Hope for a Market Boost
Depending on your neighborhood, this may actually be easier than you think. If the market improves in your area, the value of your home will automatically rise and you’ll establish more equity in the property. Of course, the opposite is equally true. A drop in the market means your home will be worth less and you’ll actually lose equity in your home.
Increase the Home’s Value
Making home improvements to your property can also help maximize the value of the property, which also boosts the equity in your home. However, you should be aware that not all improvements boost market value. Some ideas that will help include updating the kitchen and bathrooms. It’s also a good idea to pay attention to the home’s curb appeal, which includes landscaping improvements, adding or improving a deck, and painting the trim around the exterior of the house.
Reduce What You Owe
Equity is the amount of the home you own versus what you still owe to your lender. By paying off more on your mortgage, you’ll build equity in the home, meaning you own more of it. If possible, try to make double payments one or two months out of the year to help you boost your home’s equity.

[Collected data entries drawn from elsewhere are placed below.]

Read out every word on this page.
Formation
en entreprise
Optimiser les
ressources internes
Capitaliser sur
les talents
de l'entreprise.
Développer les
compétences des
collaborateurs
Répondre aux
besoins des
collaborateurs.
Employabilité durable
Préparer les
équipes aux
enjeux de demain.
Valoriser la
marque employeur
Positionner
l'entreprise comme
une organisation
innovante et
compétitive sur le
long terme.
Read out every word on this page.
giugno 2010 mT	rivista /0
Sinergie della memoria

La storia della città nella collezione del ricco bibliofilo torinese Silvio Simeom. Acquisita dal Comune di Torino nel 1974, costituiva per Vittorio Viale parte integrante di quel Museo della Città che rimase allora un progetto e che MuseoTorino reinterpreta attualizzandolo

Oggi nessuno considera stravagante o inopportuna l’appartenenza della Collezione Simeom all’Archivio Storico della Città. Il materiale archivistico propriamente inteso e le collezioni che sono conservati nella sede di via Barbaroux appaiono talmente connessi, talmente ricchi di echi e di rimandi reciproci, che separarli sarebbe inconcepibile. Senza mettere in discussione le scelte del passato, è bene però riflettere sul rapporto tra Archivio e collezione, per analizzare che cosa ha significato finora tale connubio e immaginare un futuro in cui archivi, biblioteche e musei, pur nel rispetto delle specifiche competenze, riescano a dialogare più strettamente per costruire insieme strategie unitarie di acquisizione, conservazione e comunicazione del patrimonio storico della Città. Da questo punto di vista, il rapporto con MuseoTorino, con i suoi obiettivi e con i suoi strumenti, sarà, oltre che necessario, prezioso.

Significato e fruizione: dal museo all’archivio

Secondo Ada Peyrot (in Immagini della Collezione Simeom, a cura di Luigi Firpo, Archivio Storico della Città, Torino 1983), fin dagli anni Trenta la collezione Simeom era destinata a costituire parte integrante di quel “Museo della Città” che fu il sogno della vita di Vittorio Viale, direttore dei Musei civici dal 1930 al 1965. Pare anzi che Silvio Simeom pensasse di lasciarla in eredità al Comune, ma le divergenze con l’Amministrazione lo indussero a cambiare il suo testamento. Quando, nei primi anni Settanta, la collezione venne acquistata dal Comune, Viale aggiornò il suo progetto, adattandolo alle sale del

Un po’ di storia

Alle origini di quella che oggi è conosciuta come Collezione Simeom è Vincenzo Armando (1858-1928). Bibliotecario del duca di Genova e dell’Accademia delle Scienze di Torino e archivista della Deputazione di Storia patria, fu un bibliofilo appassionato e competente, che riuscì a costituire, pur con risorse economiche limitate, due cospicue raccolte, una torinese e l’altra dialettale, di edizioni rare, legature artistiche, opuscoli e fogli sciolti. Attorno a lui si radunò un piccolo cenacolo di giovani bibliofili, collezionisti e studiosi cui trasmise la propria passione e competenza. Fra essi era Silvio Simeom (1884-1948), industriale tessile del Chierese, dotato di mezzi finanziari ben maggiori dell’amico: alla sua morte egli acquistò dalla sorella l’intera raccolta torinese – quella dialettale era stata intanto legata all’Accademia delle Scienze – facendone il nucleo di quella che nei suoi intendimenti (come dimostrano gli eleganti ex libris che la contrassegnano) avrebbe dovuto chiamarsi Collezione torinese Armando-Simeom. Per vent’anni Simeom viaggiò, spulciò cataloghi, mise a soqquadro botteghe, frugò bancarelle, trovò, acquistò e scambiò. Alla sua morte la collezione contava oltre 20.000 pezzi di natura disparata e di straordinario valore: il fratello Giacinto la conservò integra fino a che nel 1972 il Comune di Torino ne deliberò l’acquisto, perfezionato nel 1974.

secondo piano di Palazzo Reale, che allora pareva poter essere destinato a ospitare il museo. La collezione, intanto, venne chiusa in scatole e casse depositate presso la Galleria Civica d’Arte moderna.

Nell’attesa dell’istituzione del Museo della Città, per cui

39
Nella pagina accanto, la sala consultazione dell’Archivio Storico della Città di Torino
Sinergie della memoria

Avoid Refinancing the Home
A second mortgage is a double-edged sword in terms of building equity. Yes, it does help you get a lower interest rate and that will pay off in the long run. On the downside, you’re starting over each time you refinance and your early mortgage payments will just be paying off interest. Refinancing throws away any equity you have already earned.
Select a Shorter Mortgage Term
If possible, try to get a 15-year mortgage instead of a 30-year loan. Every payment will be significantly higher, but the bonus is that you’ll earn equity twice as fast. You’ll also pay off the mortgage in half the time, which can be an added bonus.
Building equity in your home is important, but it’s up to you to determine how fast you want to build it. This can require tightening your belt, so you can invest more in the home’s equity, either by boosting its value or lowering your debt. It may not be easy, but you’ll be glad you did it when a financial emergency does strike.